I hope to be saying I was wrong to comment on lack of leadership in Greece, because I was unable to recognise original thought - because I'm locked, with the rest of us (including most of the rioters, with their multilingual posters), into looking at the present in the mirror of history. It's an old forgivable error. The future may be being worked on in a beer cellar; inhabiting some 'rough beast'; a sapling indistinguishable from surrounding annuals. What may be unfold may be good and bad and will have been developing in ways that are initially parasitic, sucking meaning and agency from familiar events and institutions. I'm more puzzled about what is happening than I ought to be. I am also rather excited and optimistic. I do not feel apathetic - a Greek invention describing stoic withdrawal from the affairs of the world - and I do not think what is happening will lead to the inevitable disaster that is the essence of that misused term tragedy. I wait on the moment, embracing conversation.

* * * * This situation posted to YouTube on 16 December has had nearly 57000 hits - the banner held up so awkwardly - well, a bit 'shuffly' after a while - invites viewers to stop watching television and go on the streets. The rather longer statement by the manager of the TV station deploring the invasion - not, he insists, a 'take-over' - has had less than a 1000 hits so far - not least I suspect because he's less aware that for those for and against a cause, situationism is, outside the psychotic obscenities of Mumbai, the only game in town. Even Dubya had the wit to make a point about the size of the shoe thrown at him by a Iraqi TV journalist last Sunday. I'm reading of Robert Shoemaker on The London Mob and George Rudé on The Crowd in History.[Ref: Adam Shatz in London Review] And this piece posted 17 December by Andrew Lamm plus the conversation/comments that follow illuminates changing perspectives in the hall of mirrors within which news is created
Editor’s Note: While nearly 500 journalists and media developers met in a five-star hotel in Athens to discuss the state of the media, the city smoldered from riots organized by young people using new forms of communication. [Reminder:"Karamanlis or tanks" - the choice that Konstantinos Karamanlis, uncle of the present PM, posed to Greeks in 1974]
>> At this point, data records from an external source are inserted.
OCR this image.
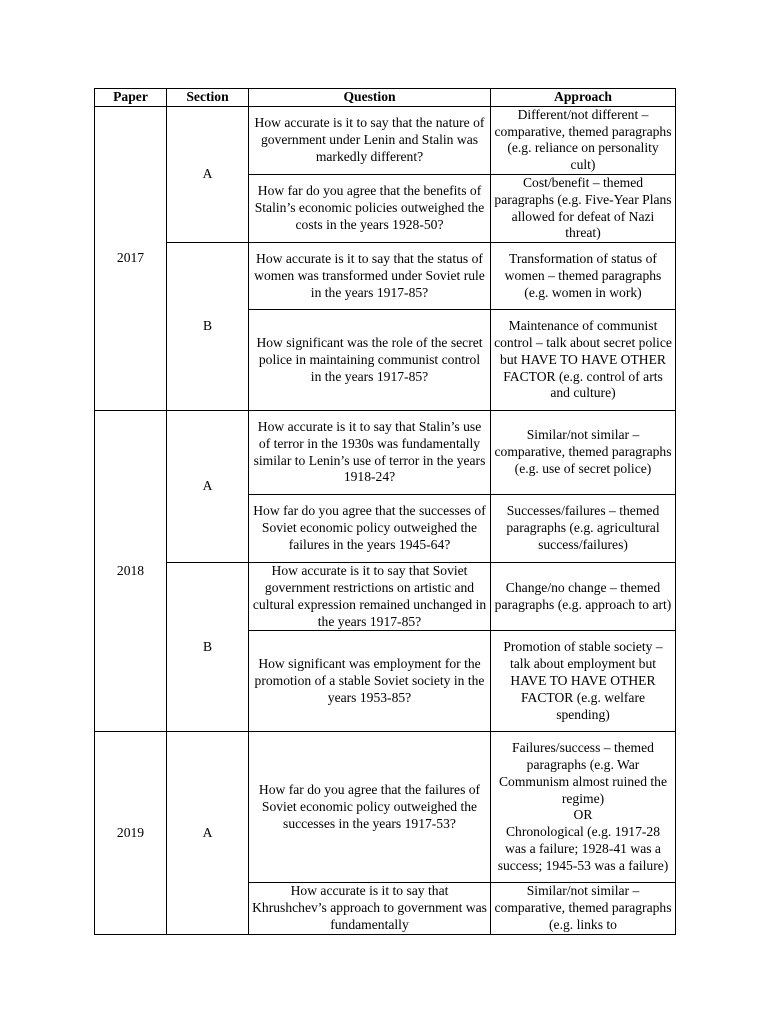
Paper	Section	Question	Approach
2017	A	How accurate is it to say that the nature of government under Lenin and Stalin was markedly different?	Different/not different – comparative, themed paragraphs (e.g. reliance on personality cult)
		How far do you agree that the benefits of Stalin’s economic policies outweighed the costs in the years 1928-50?	Cost/benefit – themed paragraphs (e.g. Five-Year Plans allowed for defeat of Nazi threat)
	B	How accurate is it to say that the status of women was transformed under Soviet rule in the years 1917-85?	Transformation of status of women – themed paragraphs (e.g. women in work)
		How significant was the role of the secret police in maintaining communist control in the years 1917-85?	Maintenance of communist control – talk about secret police but HAVE TO HAVE OTHER FACTOR (e.g. control of arts and culture)
2018	A	How accurate is it to say that Stalin’s use of terror in the 1930s was fundamentally similar to Lenin’s use of terror in the years 1918-24?	Similar/not similar – comparative, themed paragraphs (e.g. use of secret police)
		How far do you agree that the successes of Soviet economic policy outweighed the failures in the years 1945-64?	Successes/failures – themed paragraphs (e.g. agricultural success/failures)
	B	How accurate is it to say that Soviet government restrictions on artistic and cultural expression remained unchanged in the years 1917-85?	Change/no change – themed paragraphs (e.g. approach to art)
		How significant was employment for the promotion of a stable Soviet society in the years 1953-85?	Promotion of stable society – talk about employment but HAVE TO HAVE OTHER FACTOR (e.g. welfare spending)
2019	A	How far do you agree that the failures of Soviet economic policy outweighed the successes in the years 1917-53?	Failures/success – themed paragraphs (e.g. War Communism almost ruined the regime)
OR
Chronological (e.g. 1917-28 was a failure; 1928-41 was a success; 1945-53 was a failure)
		How accurate is it to say that Khrushchev’s approach to government was fundamentally	Similar/not similar – comparative, themed paragraphs (e.g. links to
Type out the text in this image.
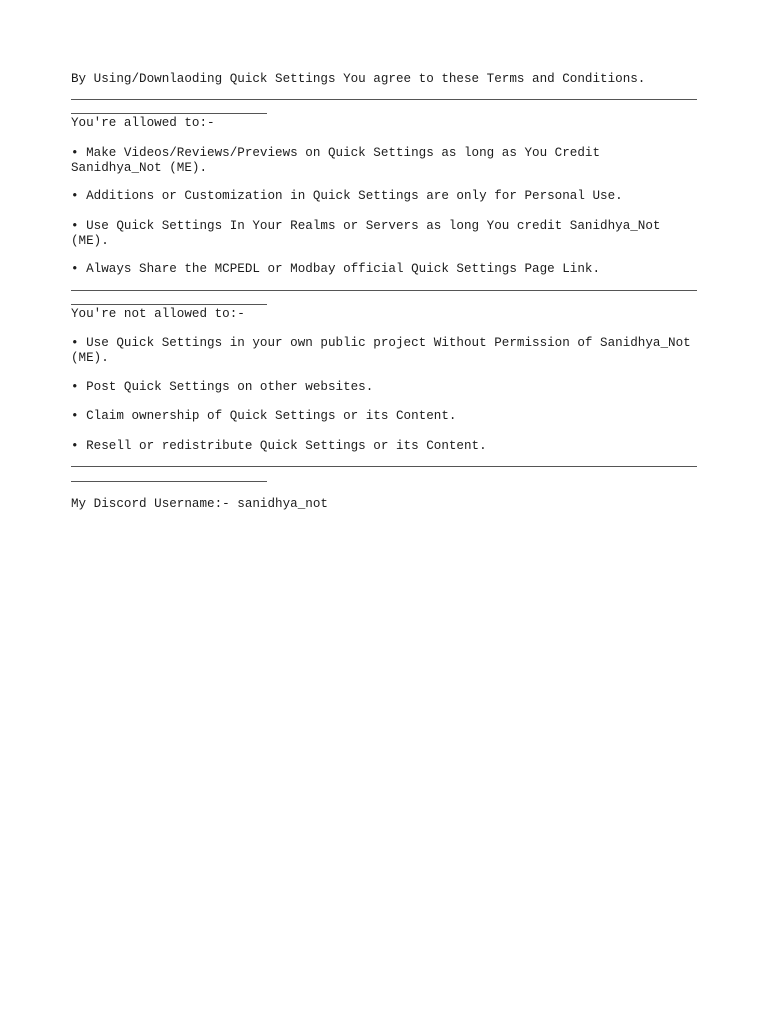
By Using/Downlaoding Quick Settings You agree to these Terms and Conditions.
You're allowed to:-
• Make Videos/Reviews/Previews on Quick Settings as long as You Credit Sanidhya_Not (ME).
• Additions or Customization in Quick Settings are only for Personal Use.
• Use Quick Settings In Your Realms or Servers as long You credit Sanidhya_Not (ME).
• Always Share the MCPEDL or Modbay official Quick Settings Page Link.
You're not allowed to:-
• Use Quick Settings in your own public project Without Permission of Sanidhya_Not (ME).
• Post Quick Settings on other websites.
• Claim ownership of Quick Settings or its Content.
• Resell or redistribute Quick Settings or its Content.
My Discord Username:- sanidhya_not
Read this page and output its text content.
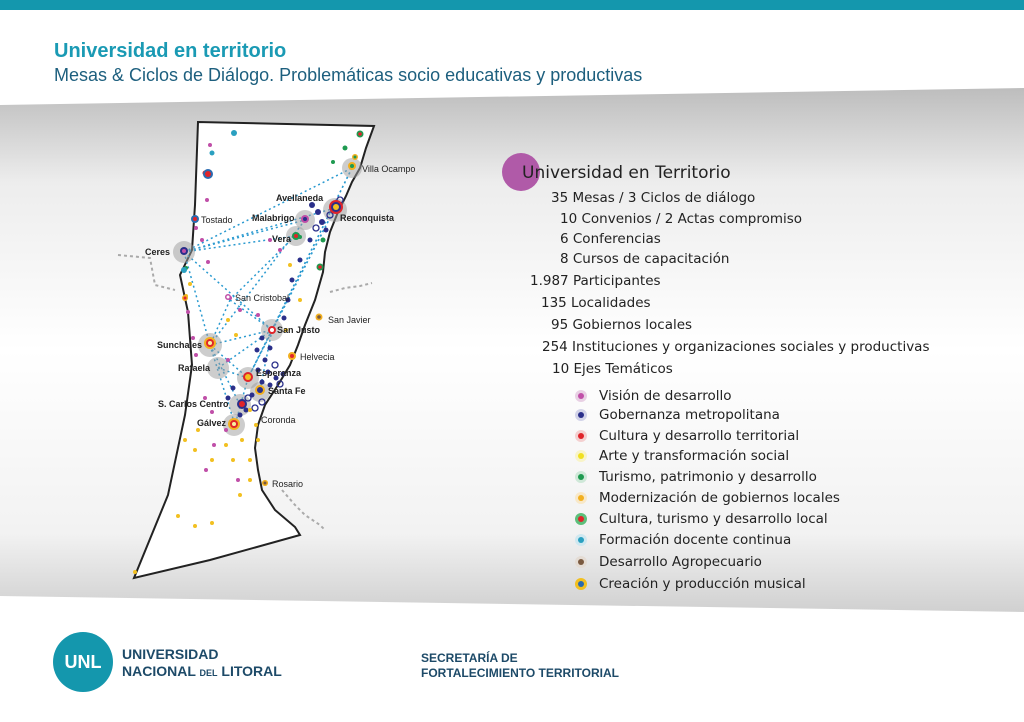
Universidad en territorio
Mesas & Ciclos de Diálogo. Problemáticas socio educativas y productivas
Villa Ocampo
Avellaneda
Reconquista
Malabrigo
Vera
Tostado
Ceres
San Cristobal
San Javier
San Justo
Sunchales
Helvecia
Rafaela	Esperanza
Santa Fe
S. Carlos Centro
Gálvez	Coronda
Rosario
Universidad en Territorio
35 Mesas / 3 Ciclos de diálogo
10 Convenios / 2 Actas compromiso
6 Conferencias
8 Cursos de capacitación
1.987 Participantes
135 Localidades
95 Gobiernos locales
254 Instituciones y organizaciones sociales y productivas
10 Ejes Temáticos
Visión de desarrollo
Gobernanza metropolitana
Cultura y desarrollo territorial
Arte y transformación social
Turismo, patrimonio y desarrollo
Modernización de gobiernos locales
Cultura, turismo y desarrollo local
Formación docente continua
Desarrollo Agropecuario
Creación y producción musical
UNL UNIVERSIDAD
NACIONAL DEL LITORAL
SECRETARÍA DE
FORTALECIMIENTO TERRITORIAL
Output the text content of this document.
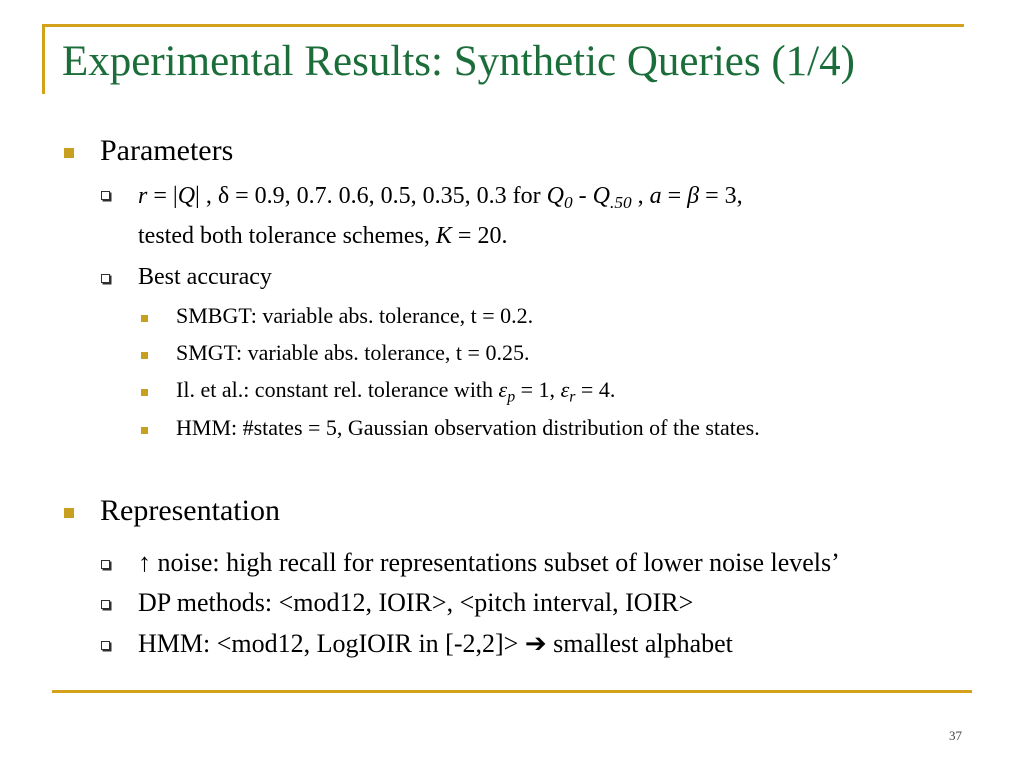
Experimental Results: Synthetic Queries (1/4)
Parameters
r = |Q| , δ = 0.9, 0.7. 0.6, 0.5, 0.35, 0.3 for $Q_0 - Q_{.50}$ , a = β = 3,
tested both tolerance schemes, K = 20.
Best accuracy
SMBGT: variable abs. tolerance, t = 0.2.
SMGT: variable abs. tolerance, t = 0.25.
Il. et al.: constant rel. tolerance with $\varepsilon_p = 1$, $\varepsilon_r = 4$.
HMM: #states = 5, Gaussian observation distribution of the states.
Representation
↑ noise: high recall for representations subset of lower noise levels’
DP methods: <mod12, IOIR>, <pitch interval, IOIR>
HMM: <mod12, LogIOIR in [-2,2]> ➔ smallest alphabet
37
* * * On Thursday I took the ferry from Portsmouth Harbour Station across the estuary to Gosport - about 8 minutes - to run a workshop on Questioning, passing through London via Waterloo Bridge, dropping off for an hour with Richard Wiltshire, co-author with Deborah Burn, of Growing in the Community, published by the Local Government Association with a foreward by Baroness Andrews - "Everyone benefits from allotments and we are conscious that there is rising demand..." This is the first time government has gone beyond saying allotments are good and acknowledged that more people want them. Richard gave me an overview of his current reading of the prospects for allotments and food growing in cities which I'll summarise shortly. I wasn't home until just after one on Friday morning but was immersed in reading Obama's memoir Dreams from my Father. I watch this man with such hope and interest as he assembles his cabinet. It was fascinating to follow his mind at work, parsing his growing up and emerging identity, as the offspring of black and white - the relief of encountering a mind that can struggle with and navigate dilemmas and contradictions is almost palpable. I see my face in the window of the train, hurrying through the dark, smiling at his prose. * * * *
A political-management disconnect
Councillor Margaret Eaton (video ~ October 2008), Chair of the Local Government Association and Paul Coen, its Chief Executive who, on 12 December, via the LGA website, wrote:
Since September it has become increasingly difficult to have confidence that the political leadership and the managerial leadership of the LGA are at one on both the direction of travel and the day-to-day leadership of the Association. On Wednesday I was asked to take leave, which I have done. The LGA and I will now seek to agree a way forward. We do not believe that this will be aided by further publicity and speculation. Therefore we shall be making no further comment or answering questions until it becomes necessary.